④遺言の内容と異なる処置を行います。(遺贈予定の土地を売却してしまうなど。)
⑤遺言者自身が遺贈する品物を故意に破壊します。

〔遺言執行者が絶対必要なケース〕
・認知
・推定相続人の廃除、推定相続人の廃除の取消 

〔遺言執行者がいた方がよいケース〕 
・不動産を「遺贈する」の遺言で所有権移転する場合 
・不動産を死因贈与契約により所有権移転する場合 
(不倫相手の女性に遺言で土地を遺贈する場合など手続きがスムーズに進みます。

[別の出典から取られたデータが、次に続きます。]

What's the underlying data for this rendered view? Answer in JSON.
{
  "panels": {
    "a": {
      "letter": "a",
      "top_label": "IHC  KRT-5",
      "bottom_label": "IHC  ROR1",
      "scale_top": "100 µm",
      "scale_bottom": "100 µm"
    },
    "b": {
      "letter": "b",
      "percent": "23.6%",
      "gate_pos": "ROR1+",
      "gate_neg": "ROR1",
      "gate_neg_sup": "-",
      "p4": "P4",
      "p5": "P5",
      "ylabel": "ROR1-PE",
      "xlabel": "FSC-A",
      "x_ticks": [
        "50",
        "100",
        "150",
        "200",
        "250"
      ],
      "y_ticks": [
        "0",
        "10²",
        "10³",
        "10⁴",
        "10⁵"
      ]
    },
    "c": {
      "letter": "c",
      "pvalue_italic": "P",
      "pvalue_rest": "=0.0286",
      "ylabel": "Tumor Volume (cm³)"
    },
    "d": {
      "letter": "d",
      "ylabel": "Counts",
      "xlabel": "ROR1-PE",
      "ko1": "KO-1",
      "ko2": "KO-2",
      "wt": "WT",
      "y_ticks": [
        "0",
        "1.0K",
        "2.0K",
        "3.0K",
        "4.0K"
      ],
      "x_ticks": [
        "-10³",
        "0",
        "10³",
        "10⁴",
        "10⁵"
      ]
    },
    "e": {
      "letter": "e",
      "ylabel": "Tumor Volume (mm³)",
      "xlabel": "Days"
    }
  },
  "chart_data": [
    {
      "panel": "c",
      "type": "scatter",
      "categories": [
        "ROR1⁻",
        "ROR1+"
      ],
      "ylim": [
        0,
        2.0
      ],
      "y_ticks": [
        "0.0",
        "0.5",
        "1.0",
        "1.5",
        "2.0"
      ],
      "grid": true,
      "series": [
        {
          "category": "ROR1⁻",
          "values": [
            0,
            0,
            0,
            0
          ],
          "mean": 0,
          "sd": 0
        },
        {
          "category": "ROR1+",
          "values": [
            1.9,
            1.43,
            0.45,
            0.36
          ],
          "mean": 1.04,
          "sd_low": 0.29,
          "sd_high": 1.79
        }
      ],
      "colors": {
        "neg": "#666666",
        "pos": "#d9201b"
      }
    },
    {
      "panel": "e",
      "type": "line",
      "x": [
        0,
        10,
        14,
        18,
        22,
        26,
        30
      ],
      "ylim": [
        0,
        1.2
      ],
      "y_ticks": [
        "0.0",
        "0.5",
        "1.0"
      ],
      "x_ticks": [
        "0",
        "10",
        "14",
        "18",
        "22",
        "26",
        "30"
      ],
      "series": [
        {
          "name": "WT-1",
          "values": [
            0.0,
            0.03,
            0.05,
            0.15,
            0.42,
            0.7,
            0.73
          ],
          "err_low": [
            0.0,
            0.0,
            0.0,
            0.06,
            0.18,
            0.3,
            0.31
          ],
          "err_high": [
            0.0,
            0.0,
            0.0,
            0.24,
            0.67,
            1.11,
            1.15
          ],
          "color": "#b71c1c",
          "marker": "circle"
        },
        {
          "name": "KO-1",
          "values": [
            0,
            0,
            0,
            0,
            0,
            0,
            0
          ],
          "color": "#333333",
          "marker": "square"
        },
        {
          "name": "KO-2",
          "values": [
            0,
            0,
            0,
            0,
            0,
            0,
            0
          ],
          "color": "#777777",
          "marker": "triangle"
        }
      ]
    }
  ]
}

) 

  遺言執行者がいない場合
   登記義務者=相続人全員   登記権利者=不倫女性
  

  遺言執行者がいる場合
   登記義務者=遺言執行者   登記権利者=不倫女性

〔遺言公正証書を作成する場合に必要なもの〕 
①遺言者本人の実印と印鑑証明書 
②遺言者と相続人の関係がわかる戸籍謄本一式 
③相続人以外に遺贈する場合はその人の住民票 
④遺産が不動産の場合は、登記簿謄本と固定資産評価証明書か納税通知書 
⑤遺産が預金や株券の場合は、通帳や時価の分かる書類 
⑥証人の認印と住民票か自動車運転免許証

〔遺言書があった方がよいケース〕
・子がいない場合
・子供同士の仲が悪い場合
・内縁の妻や婚姻外の子がいる場合
・推定相続人の中に行方不明者がいる場合
・子供の中に財産を与えたくない者がいる場合
・先妻と後妻がいて、子がいる場合
・相続権のない者(子の配偶者や愛人など)に財産を与えたい場合
・推定相続人中で特定の者に多く財産を与えたい場合
・相続人ごとに与える財産を指定したい場合
・事業の後継者を指名したい場合
・財産を公益事業に寄附したい場合

〔遺産分割協議〕
遺産分割協議は遺言書が残されていないときや、遺言書が残されていても相続人全員で合意したときに行います。
※遺言は相続人全員の合意で放棄できます。
・遺産分割協議の当事者
①相続人(相続放棄した人を除く)
②遺言によって包括遺贈を受けた人
③相続人から相続分を譲り受けた人

〔遺産分割協議の方法〕
遺産分割協議は上記の当事者全員で分割方法について話し合います。
合意した事項を「遺産分割協議書」に記載し全員で署名押印します。
(通常は実印で押印し印鑑証明書を添付します。)
※合意しない場合は、家庭裁判所に「遺産分割調停」を申し立てます。
※当事者の中に未成年者がいる場合で、法定代理人も当事者の場合は家庭裁判所に「特別代理人」の選任を申し立てます。
※当事者の中に行方不明者がいる場合は、家庭裁判所に「不在者財産管理人」の選任を申し立てます。
※行方不明になってから7年以上経過している場合は「失踪宣告」を申し立てることもできますが申し立てから審判が下るまで約1年かかってしまいます。

〔遺産の分割方法〕
①現物分割
・土地は長男、現金は妻などのように、遺産そのものを現物で分割します。
②代償分割
・ある相続人が相続分以上の遺産を取得する代わりに、他の相続人には自分の金銭を支払う分割方法です。
 他の相続人に自分の不動産など、ものを渡す場合は代物分割といいます。
③換価分割
・相続財産を売却してその代金を分割する方法です。

※相続税の申告期限までに遺産分割できないと、配偶者の税額軽減や小規模宅地の評価減の特例が適用されません。